Question

For lab, I need to prepare 25 mL of complete lysis buffer. I am provided with 1 M Tris, 5 M NaCl, 1 M MgCl_2, lysozyme, and DNase.

Our complete lysis buffer contains all of the following components: 50 mM Tris, 150 mM NaCl, 2 mM MgCl₂, 0.5 mg/mL lysozyme, and 0.04 uL/mL DNase.

Plan and calculate exactly how to make the complete lysis buffer.

*My instructor recommended getting the amount of lysozyme needed into a solution to make it easier to combine with the other components.

Answer 1

Ans. Use the following equation-               C1V1 = C2V2            - equation 1

            Where, C1 = concentration; V1 = Volume           - stock solution

                        C2 = Concertation;   V2 = Volume           - final/diluted solution

V2 in all cases is to be made upto 25.0 mL.

#1. Required amount of Tris buffer

Given,

            C1 = 1.0 M    

            C2 = 50 mM = 0.050 mM                           ; [1 mM = 0.001 M]

Putting the values in equation 1 -

1. M x V1 = 0.050 M x 25.0 mL

Or, V1 = (0.050 M x 25.0 mL) / 1.0 M = 1.25 mL

So, required volume of 1.0 M tris buffer stock = 1.25 mL

#2. Required amount of NaCl

Given,

            C1 = 5.0 M

C2 = 150 mM = 0.150 mM                        

Putting the values in equation 1 -

V1 = (0.150 M x 25.0 mL) / 5.0 M = 0.75 mL

#3. Required amount of MgCl2

Given,

            C1 = 1.0 M

C2 = 2 mM = 0.002 mM                             

Putting the values in equation 1 -

V1 = (0.002 M x 25.0 mL) / 1.0 M = 0.05 mL

#4. Required amount of lysozyme

Note: [Lysosome] in its stock is NOT mentioned. Let it be X mg/mL

Given,

            C1 = X mg/ mL

C2 = 0.5 mg/ mL                 

Putting the values in equation 1-

V1 = (0.5 mg mL^-1 x 25.0 mL) / X mg mL^-1 = (12.5 / X) mL

## If lysosome is provided in form of lyophilized powder:

Mass of lysozyme required = desired [lysozyme] x Vol. of lysis buffer

                                                = (0.5 mg/ mL) X 25 mL

                                                = 12.5 mg

So, add 12.5 mL of lyophilized lysozyme to the lytic buffer.

Then don’t calculate “V1” or required volume of lysozyme solution in V_total (see below).

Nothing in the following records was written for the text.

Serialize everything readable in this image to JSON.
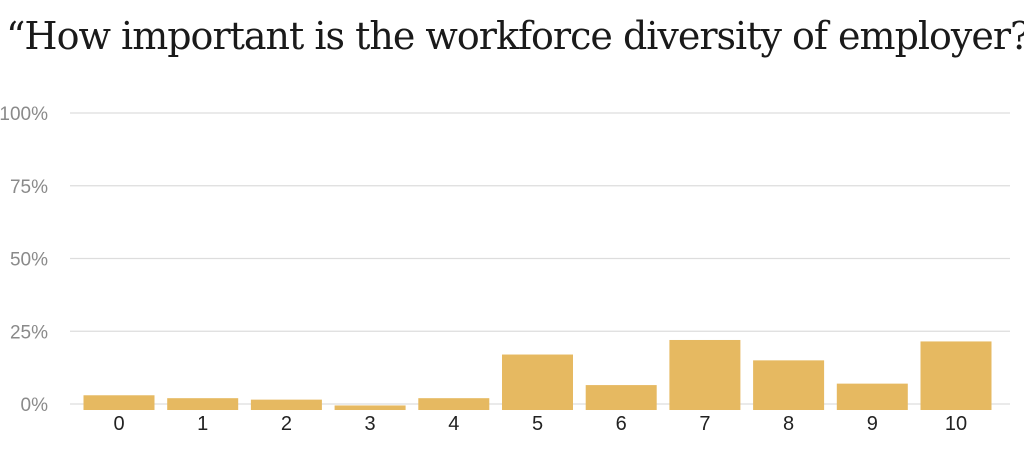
{
  "chart_data": {
    "type": "bar",
    "title": "“How important is the workforce diversity of employer?”",
    "xlabel": "",
    "ylabel": "",
    "categories": [
      "0",
      "1",
      "2",
      "3",
      "4",
      "5",
      "6",
      "7",
      "8",
      "9",
      "10"
    ],
    "values": [
      3,
      2,
      1.5,
      -0.5,
      2,
      17,
      6.5,
      22,
      15,
      7,
      21.5
    ],
    "ylim": [
      0,
      100
    ],
    "yticks": [
      "0%",
      "25%",
      "50%",
      "75%",
      "100%"
    ],
    "ytick_values": [
      0,
      25,
      50,
      75,
      100
    ],
    "grid": true,
    "legend": "none",
    "bar_color": "#e6b961",
    "grid_color": "#dddddd"
  }
}
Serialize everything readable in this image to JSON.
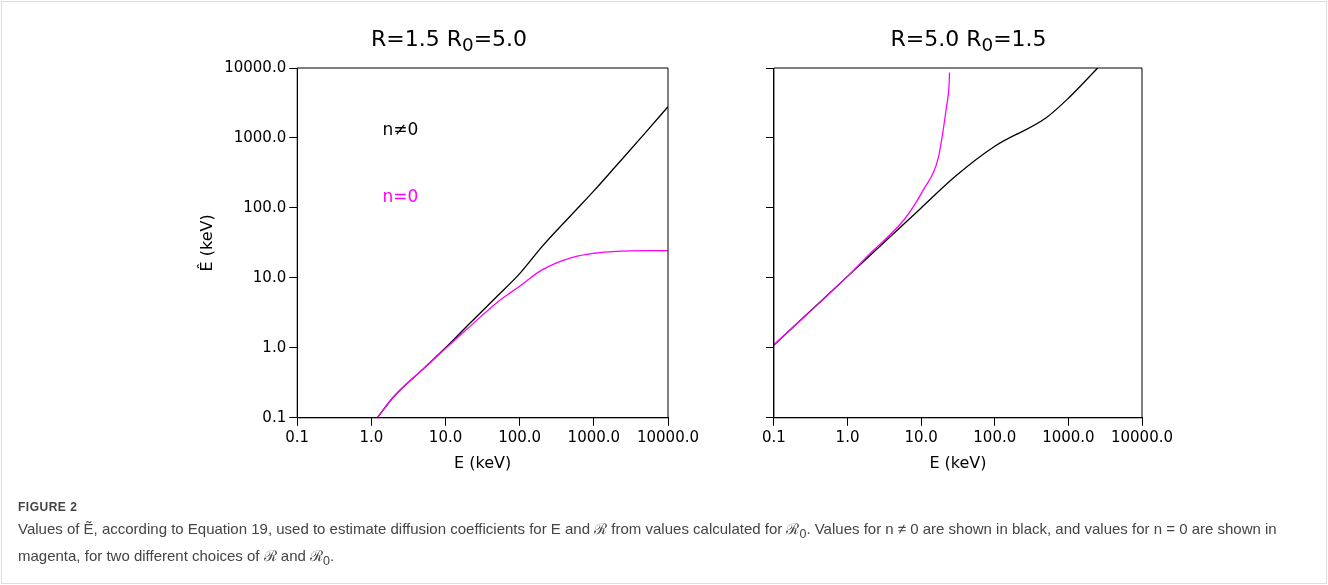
{
  "chart_data": [
    {
      "type": "line",
      "title": "R=1.5    R$_{0}$=5.0",
      "xlabel": "E (keV)",
      "ylabel": "Ê (keV)",
      "log": "xy",
      "legend": false,
      "grid": false,
      "xlim": [
        0.1,
        10000
      ],
      "ylim": [
        0.1,
        10000
      ],
      "xticks": [
        {
          "value": 0.1,
          "label": "0.1"
        },
        {
          "value": 1,
          "label": "1.0"
        },
        {
          "value": 10,
          "label": "10.0"
        },
        {
          "value": 100,
          "label": "100.0"
        },
        {
          "value": 1000,
          "label": "1000.0"
        },
        {
          "value": 10000,
          "label": "10000.0"
        }
      ],
      "yticks": [
        {
          "value": 0.1,
          "label": "0.1"
        },
        {
          "value": 1,
          "label": "1.0"
        },
        {
          "value": 10,
          "label": "10.0"
        },
        {
          "value": 100,
          "label": "100.0"
        },
        {
          "value": 1000,
          "label": "1000.0"
        },
        {
          "value": 10000,
          "label": "10000.0"
        }
      ],
      "series": [
        {
          "name": "n≠0",
          "color": "#000000",
          "x": [
            1.2,
            2,
            5,
            10,
            20,
            50,
            100,
            200,
            500,
            1000,
            2000,
            5000,
            10000
          ],
          "values": [
            0.1,
            0.2,
            0.5,
            1.0,
            2.1,
            5.5,
            11.5,
            28,
            80,
            175,
            400,
            1200,
            2800
          ]
        },
        {
          "name": "n=0",
          "color": "#ff00ff",
          "x": [
            1.2,
            2,
            5,
            10,
            20,
            50,
            100,
            200,
            500,
            1000,
            2000,
            5000,
            10000
          ],
          "values": [
            0.1,
            0.2,
            0.5,
            0.98,
            1.9,
            4.5,
            7.6,
            13,
            19.5,
            22.5,
            24,
            24.5,
            24.5
          ]
        }
      ],
      "annotations": [
        "FIGURE 2",
        "Values of Ẽ, according to Equation 19, used to estimate diffusion coefficients for E and ℛ from values calculated for ℛ$_{0}$. Values for n ≠ 0 are shown in black, and values for n = 0 are shown in magenta, for two different choices of ℛ and ℛ$_{0}$."
      ]
    },
    {
      "type": "line",
      "title": "R=5.0    R$_{0}$=1.5",
      "xlabel": "E (keV)",
      "log": "xy",
      "legend": false,
      "grid": false,
      "tick_labels": "x",
      "xlim": [
        0.1,
        10000
      ],
      "ylim": [
        0.1,
        10000
      ],
      "xticks": [
        {
          "value": 0.1,
          "label": "0.1"
        },
        {
          "value": 1,
          "label": "1.0"
        },
        {
          "value": 10,
          "label": "10.0"
        },
        {
          "value": 100,
          "label": "100.0"
        },
        {
          "value": 1000,
          "label": "1000.0"
        },
        {
          "value": 10000,
          "label": "10000.0"
        }
      ],
      "yticks": [
        {
          "value": 0.1,
          "label": null
        },
        {
          "value": 1,
          "label": null
        },
        {
          "value": 10,
          "label": null
        },
        {
          "value": 100,
          "label": null
        },
        {
          "value": 1000,
          "label": null
        },
        {
          "value": 10000,
          "label": null
        }
      ],
      "series": [
        {
          "color": "#000000",
          "x": [
            0.1,
            1,
            10,
            30,
            100,
            500,
            1000,
            2500
          ],
          "values": [
            1.1,
            10.5,
            100,
            290,
            760,
            1950,
            3700,
            10000
          ]
        },
        {
          "color": "#ff00ff",
          "x": [
            0.1,
            1,
            2,
            6,
            11,
            17,
            22,
            24,
            24.3
          ],
          "values": [
            1.1,
            10.5,
            22,
            70,
            190,
            510,
            2700,
            6000,
            8600
          ]
        }
      ]
    }
  ]
}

#5. Required amount of DNAse

Note: [DNAse] in its stock is NOT mentioned. Let it be Y uL/mL

Given,

            C1 = Y uL/ mL

C2 = 0.04 uL/ mL                 

Putting the values in equation 1 -

V1 = (0.04 uL mL^-1 x 25.0 mL) / Y uL mL^-1 = (1 / Y) mL

# Total (summed) volume of all reagents, V_total

V_total= 1.25 mL (Tris) + 0.75 mL (NaCl) + 0.05 mL (MgCl₂) + (12.5 / X) mL of lysosome + (1/ Y) mL of DNAse

If lysozyme is provided in solid form, then-

Vfinal = 1.25 mL (Tris) + 0.75 mL (NaCl) + 0.05 mL (MgCl₂) + (1/ Y) mL of DNAse

Since, X and Y are unknown, we proceed with V_total.

# Amount of water required:

We proceed assuming solid lysozyme is provided.

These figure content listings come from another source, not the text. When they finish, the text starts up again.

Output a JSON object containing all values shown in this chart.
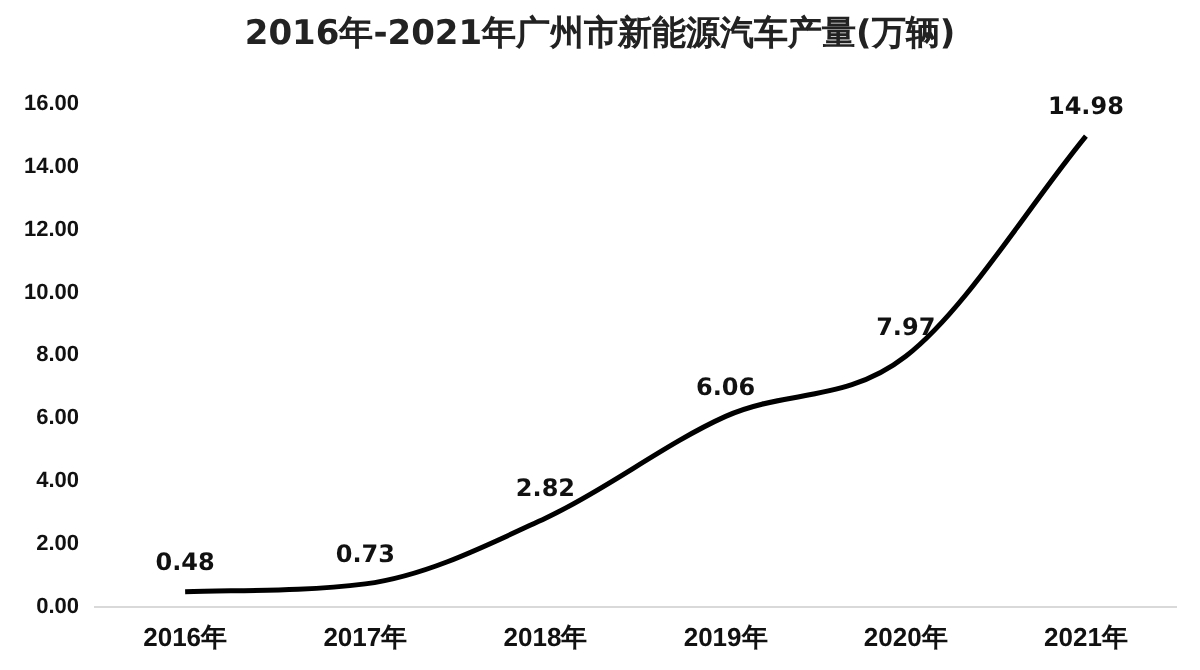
{
  "chart_data": {
    "type": "line",
    "title": "2016年-2021年广州市新能源汽车产量(万辆)",
    "categories": [
      "2016年",
      "2017年",
      "2018年",
      "2019年",
      "2020年",
      "2021年"
    ],
    "series": [
      {
        "color": "#000000",
        "values": [
          0.48,
          0.73,
          2.82,
          6.06,
          7.97,
          14.98
        ]
      }
    ],
    "ylim": [
      0,
      16
    ],
    "yticks": [
      {
        "value": 0,
        "label": "0.00"
      },
      {
        "value": 2,
        "label": "2.00"
      },
      {
        "value": 4,
        "label": "4.00"
      },
      {
        "value": 6,
        "label": "6.00"
      },
      {
        "value": 8,
        "label": "8.00"
      },
      {
        "value": 10,
        "label": "10.00"
      },
      {
        "value": 12,
        "label": "12.00"
      },
      {
        "value": 14,
        "label": "14.00"
      },
      {
        "value": 16,
        "label": "16.00"
      }
    ],
    "grid": false,
    "legend": false,
    "marker": "none",
    "line_style": "solid",
    "data_labels": true
  }
}
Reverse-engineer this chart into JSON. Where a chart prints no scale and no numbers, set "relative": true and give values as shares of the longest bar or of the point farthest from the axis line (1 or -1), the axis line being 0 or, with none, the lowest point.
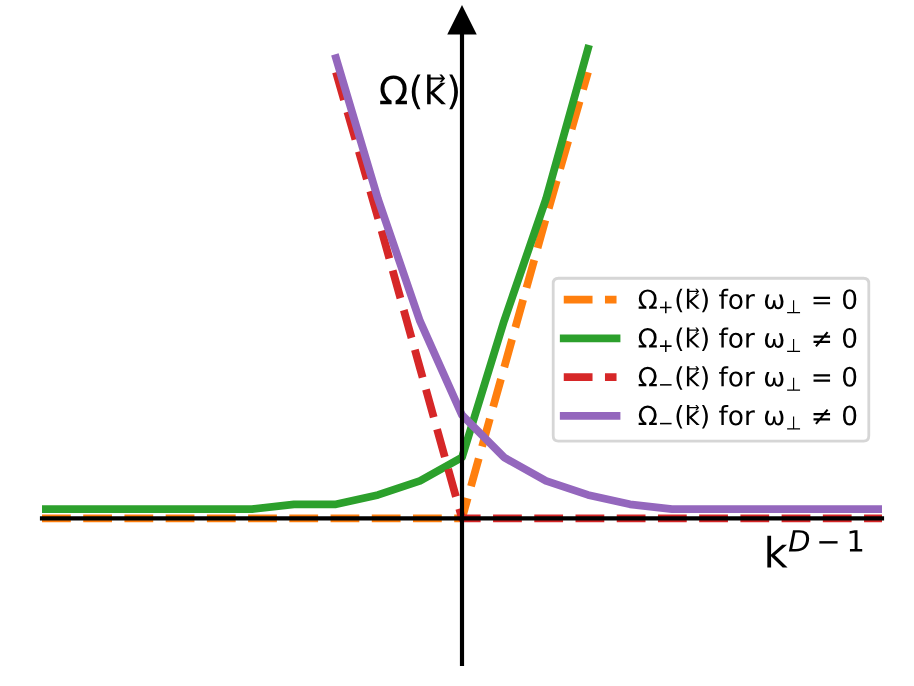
{
  "chart_data": {
    "type": "line",
    "relative": true,
    "grid": false,
    "legend": "right",
    "marker": "none",
    "xlabel": "k$^{D−1}$",
    "ylabel": "Ω(k⃗)",
    "categories": [
      null,
      null,
      null,
      null,
      null,
      null,
      null,
      null,
      null,
      null,
      null,
      null,
      null,
      null,
      null,
      null,
      null,
      null,
      null,
      null,
      null
    ],
    "series": [
      {
        "name": "Ω$_{+}$(k⃗) for ω$_{⊥}$ = 0",
        "color": "#ff7f0e",
        "line_style": "dashed",
        "values": [
          0,
          0,
          0,
          0,
          0,
          0,
          0,
          0,
          0,
          0,
          0,
          0.32,
          0.64,
          0.95,
          null,
          null,
          null,
          null,
          null,
          null,
          null
        ]
      },
      {
        "name": "Ω$_{+}$(k⃗) for ω$_{⊥}$ ≠ 0",
        "color": "#2ca02c",
        "line_style": "solid",
        "values": [
          0.02,
          0.02,
          0.02,
          0.02,
          0.02,
          0.02,
          0.03,
          0.03,
          0.05,
          0.08,
          0.13,
          0.42,
          0.68,
          1,
          null,
          null,
          null,
          null,
          null,
          null,
          null
        ]
      },
      {
        "name": "Ω$_{−}$(k⃗) for ω$_{⊥}$ = 0",
        "color": "#d62728",
        "line_style": "dashed",
        "values": [
          null,
          null,
          null,
          null,
          null,
          null,
          null,
          0.95,
          0.64,
          0.32,
          0,
          0,
          0,
          0,
          0,
          0,
          0,
          0,
          0,
          0,
          0
        ]
      },
      {
        "name": "Ω$_{−}$(k⃗) for ω$_{⊥}$ ≠ 0",
        "color": "#9467bd",
        "line_style": "solid",
        "values": [
          null,
          null,
          null,
          null,
          null,
          null,
          null,
          0.98,
          0.68,
          0.42,
          0.22,
          0.13,
          0.08,
          0.05,
          0.03,
          0.02,
          0.02,
          0.02,
          0.02,
          0.02,
          0.02
        ]
      }
    ]
  }
}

Amount of water required = Final volume of buffer – V_final

                                                = 25.0 mL – V_final

# Preparation of 25 mL lysis buffer:

Transfer the calculated amount of all the reagents to a 50.0 mL sterile tube. Add the required amount of water to make the final volume to 25.0 mL. It is the desired lysis buffer.